Russischer Oppositioneller Charité-Ärzte veröffentlichen Fachartikel zur Vergiftung Nawalnys

Alexej Nawalny mit seiner Familie in der Berliner Charité (September 2020): »Sein guter Gesundheitsstatus vor der Vergiftung hat wahrscheinlich seine Erholung begünstigt«
Foto: Alexei Navalny / ddp mediaÄrzte der Berliner Charité haben in der Fachzeitschrift »The Lancet« einen medizinischen Bericht zur Vergiftung des Kremlgegners Alexej Nawalny veröffentlicht. »In der Charité wurde eine schwere Vergiftung mit einem Cholinesterase-Hemmstoff diagnostiziert«, teilte die Klinik mit.
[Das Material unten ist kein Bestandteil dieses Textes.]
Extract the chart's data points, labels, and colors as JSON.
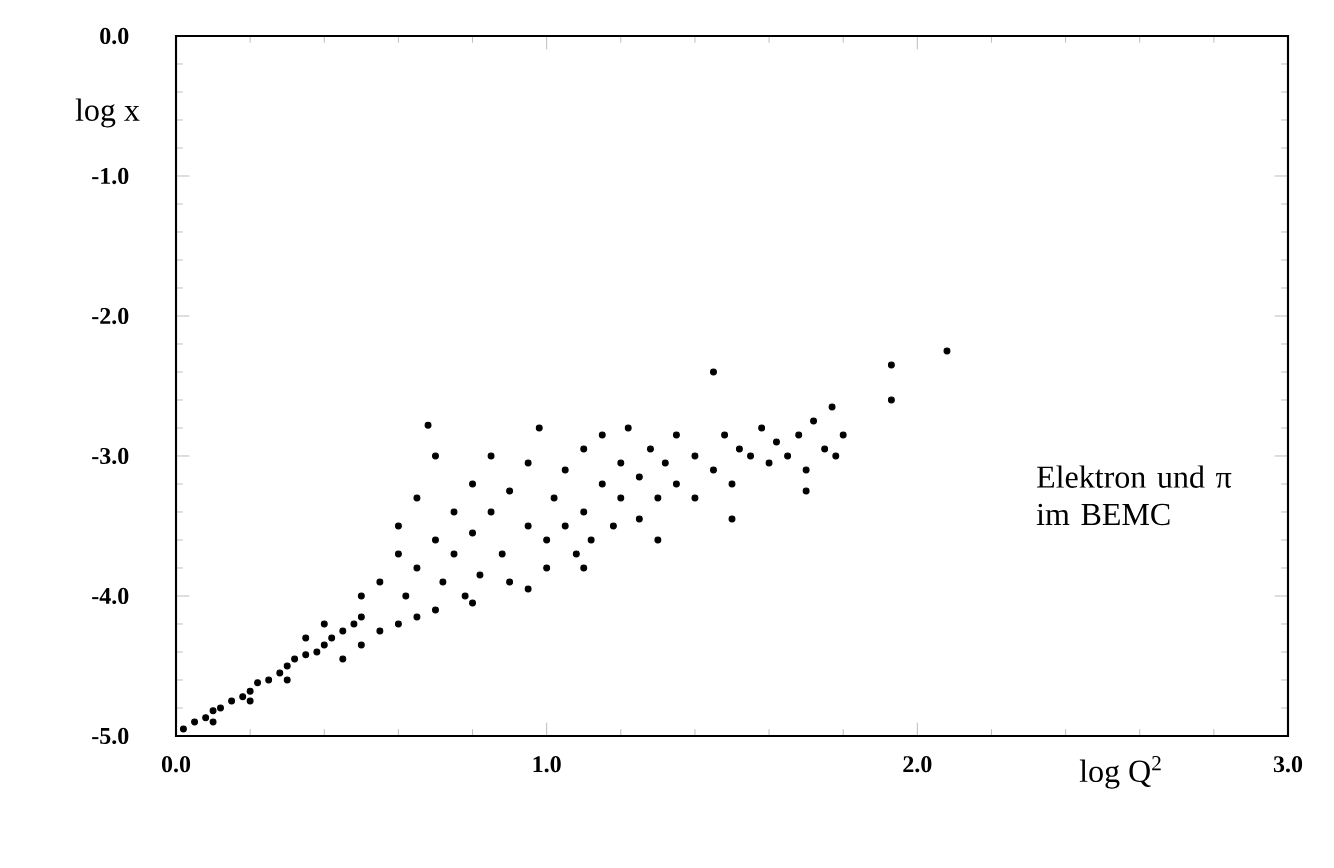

Die Mediziner zeichnen in dem Artikel auf vier Seiten erstmals nach, welche Symptome das von Moskau in den Achtzigerjahren entwickelte Nervengift der Nowitschok-Gruppe auslöst.
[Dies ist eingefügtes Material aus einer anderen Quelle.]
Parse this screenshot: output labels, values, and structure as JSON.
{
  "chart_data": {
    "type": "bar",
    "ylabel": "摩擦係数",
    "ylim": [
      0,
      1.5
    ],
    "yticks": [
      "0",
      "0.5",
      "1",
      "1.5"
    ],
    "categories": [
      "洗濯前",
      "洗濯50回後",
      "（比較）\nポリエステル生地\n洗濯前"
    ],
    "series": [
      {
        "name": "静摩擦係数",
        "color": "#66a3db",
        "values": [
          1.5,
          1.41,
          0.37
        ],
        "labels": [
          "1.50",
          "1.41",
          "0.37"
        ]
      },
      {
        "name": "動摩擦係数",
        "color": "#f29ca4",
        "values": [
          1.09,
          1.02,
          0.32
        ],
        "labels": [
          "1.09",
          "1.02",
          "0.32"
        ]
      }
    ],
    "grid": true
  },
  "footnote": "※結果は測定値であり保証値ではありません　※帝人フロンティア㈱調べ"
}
Demnach fiel Nawalny in ein Koma, der Herzschlag verlangsamte sich massiv, die Körpertemperatur sank auf 34,4 und zeitweise auf 33,5 Grad Celsius, hieß es in dem Artikel , der mit Einverständnis des Patienten erschien. Russland bestreitet bis heute, dass Nawalny am 20. August in der sibirischen Stadt Tomsk vergiftet wurde. (Mehr zu dem Fall lesen Sie hier .)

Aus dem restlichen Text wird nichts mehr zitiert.